Whilst exploiting Microsoft’s vulnerabilities, the NSA didn’t think to ensure their systems were unhackable. Whatever weakness existed in their system was subsequently exploited by hacking group The Shadow Brokers who published their findings on the internet in April 2017.
It took the NSA 8 months to realise they had been hacked. Microsoft eventually discovered for themselves the vulnerabilities in their systems and subsequently released patches but people even when warned can be slow to update systems or apply patches no matter how urgent or damaging the problem might be.
And that is where the opportunities for exploitation and the problem for all our security lie.
Last week’s incident is not going to be a one off. The chaos, the fear, the threat to personal data, in fact the threat to people’s lives because of a malware attack are all likely to happen again, because in a connected world, cyber is the new target for crime, terrorism and warfare.
As Brad Smith the President and Chief Legal Officer of Microsoft said in a blog earlier this week: “The governments of the world should treat this attack as wake up call. They need to take a different approach and adhere in cyberspace to the same rules applied to weapons in the physical world. We need governments to consider the damage to civilians that comes from hoarding these vulnerabilities and the use of these exploits.”
And yet the IP Act and the use of TCNs as a method of keeping the country safe appear to be permitting the opposite. The requirement for a company to build in a weakness or not patch vulnerability on the order of the Government creates insecure systems which can be exploited by those with malicious intent. There is no such thing as a weakness which can only be used for good.
We have long pointed out that lawful hacking, backdoors and decryption might be seen to be a solution to spotting malicious intent where it is communicated by terrorists, criminals or paedophiles, but in the world of cyber security, the threats to our security come in a range of forms which do not rely on communication or seeing what someone has searched for online.
The NSA thought their actions would not be spotted. The UK Government seem to think that any weakness they create they will control and no one need fear their activity. A TCN on the other hand places all the risk at the feet of the company or service provider, if a problem occurs with a backdoor, system, maintained weakness or off the back of the decryption of data, they will have to take the blame even though they were under orders from the Government. That of course is if the problem is ever traced back, because TCN’s are secret and no-one issued with one is allowed to reveal they are the subject of one.

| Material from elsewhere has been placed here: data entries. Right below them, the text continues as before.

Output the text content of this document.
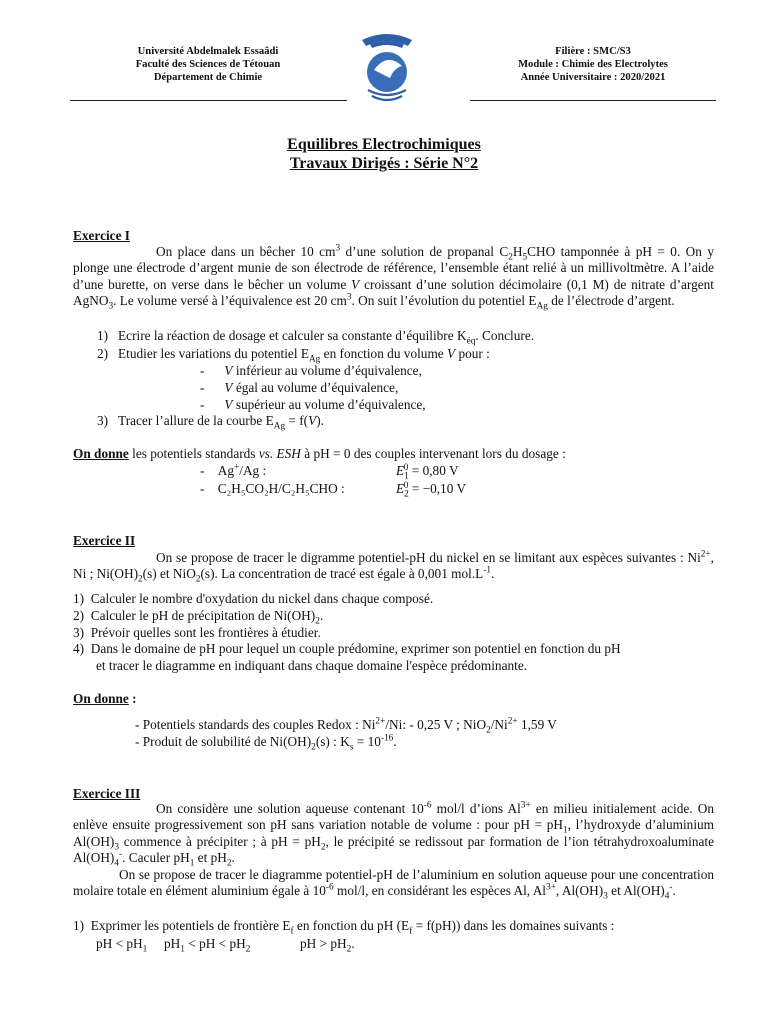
Université Abdelmalek Essaâdi
Faculté des Sciences de Tétouan
Département de Chimie
Filière : SMC/S3
Module : Chimie des Electrolytes
Année Universitaire : 2020/2021
Equilibres Electrochimiques
Travaux Dirigés : Série N°2
Exercice I
On place dans un bêcher 10 $cm^3$ d’une solution de propanal $C_2H_5CHO$ tamponnée à pH = 0. On y plonge une électrode d’argent munie de son électrode de référence, l’ensemble étant relié à un millivoltmètre. A l’aide d’une burette, on verse dans le bêcher un volume V croissant d’une solution décimolaire (0,1 M) de nitrate d’argent AgNO$_3$. Le volume versé à l’équivalence est 20 $cm^3$. On suit l’évolution du potentiel $E_{Ag}$ de l’électrode d’argent.
1)   Ecrire la réaction de dosage et calculer sa constante d’équilibre $K_{éq}$. Conclure.
2)   Etudier les variations du potentiel $E_{Ag}$ en fonction du volume V pour :
-      V inférieur au volume d’équivalence,
-      V égal au volume d’équivalence,
-      V supérieur au volume d’équivalence,
3)   Tracer l’allure de la courbe $E_{Ag} = f(V)$.
On donne les potentiels standards vs. ESH à pH = 0 des couples intervenant lors du dosage :
-    Ag+/Ag :	$E_1^0 = 0,80$ V
-    C₂H₅CO₂H/C₂H₅CHO :	$E_2^0 = -0,10$ V
Exercice II
On se propose de tracer le digramme potentiel-pH du nickel en se limitant aux espèces suivantes : $Ni^{2+}$, Ni ; $Ni(OH)_2(s)$ et NiO$_2$(s). La concentration de tracé est égale à 0,001 $mol.L^{-1}$.
1)  Calculer le nombre d'oxydation du nickel dans chaque composé.
2)  Calculer le pH de précipitation de $Ni(OH)_2$.
3)  Prévoir quelles sont les frontières à étudier.
4)  Dans le domaine de pH pour lequel un couple prédomine, exprimer son potentiel en fonction du pH
et tracer le diagramme en indiquant dans chaque domaine l'espèce prédominante.
On donne :
- Potentiels standards des couples Redox : $Ni^{2+}/Ni$: - 0,25 V ; $NiO_2/Ni^{2+}$ 1,59 V
- Produit de solubilité de $Ni(OH)_2(s)$ : $K_s = 10^{-16}$.
Exercice III
On considère une solution aqueuse contenant $10^{-6}$ mol/l d’ions $Al^{3+}$ en milieu initialement acide. On enlève ensuite progressivement son pH sans variation notable de volume : pour pH = $pH_1$, l’hydroxyde d’aluminium $Al(OH)_3$ commence à précipiter ; à pH = $pH_2$, le précipité se redissout par formation de l’ion tétrahydroxoaluminate $Al(OH)_4^-$. Caculer $pH_1$ et $pH_2$.
On se propose de tracer le diagramme potentiel-pH de l’aluminium en solution aqueuse pour une concentration molaire totale en élément aluminium égale à $10^{-6}$ mol/l, en considérant les espèces Al, $Al^{3+}$, $Al(OH)_3$ et $Al(OH)_4^-$.
1)  Exprimer les potentiels de frontière $E_f$ en fonction du pH $(E_f = f(pH))$ dans les domaines suivants :
pH < $pH_1$ $pH_1$ < pH < $pH_2$	pH > $pH_2$.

If the plan to protect us from terrorism, serious crime and paedophiles is to demand the ability to hack or decrypt then the security we will be given with one hand will create insecurity with the other.
No matter how much cyber security investment is promised by Government, no matter how well the National Cyber Security Centre (NCSC) establish a world leading cyber security strategy, the reality is all our security is at risk when vulnerabilities are lawfully permitted, because no vulnerability belongs just to the good, they will be exploited by the bad.
Hopefully last week’s malware attack will be as Brad Smith suggests “a wake-up call” but with the obligations on TCN’s to be passed as a statutory instrument as soon as Parliament returns from the election there is little hope that the Government, whomever it will be, will react quickly enough.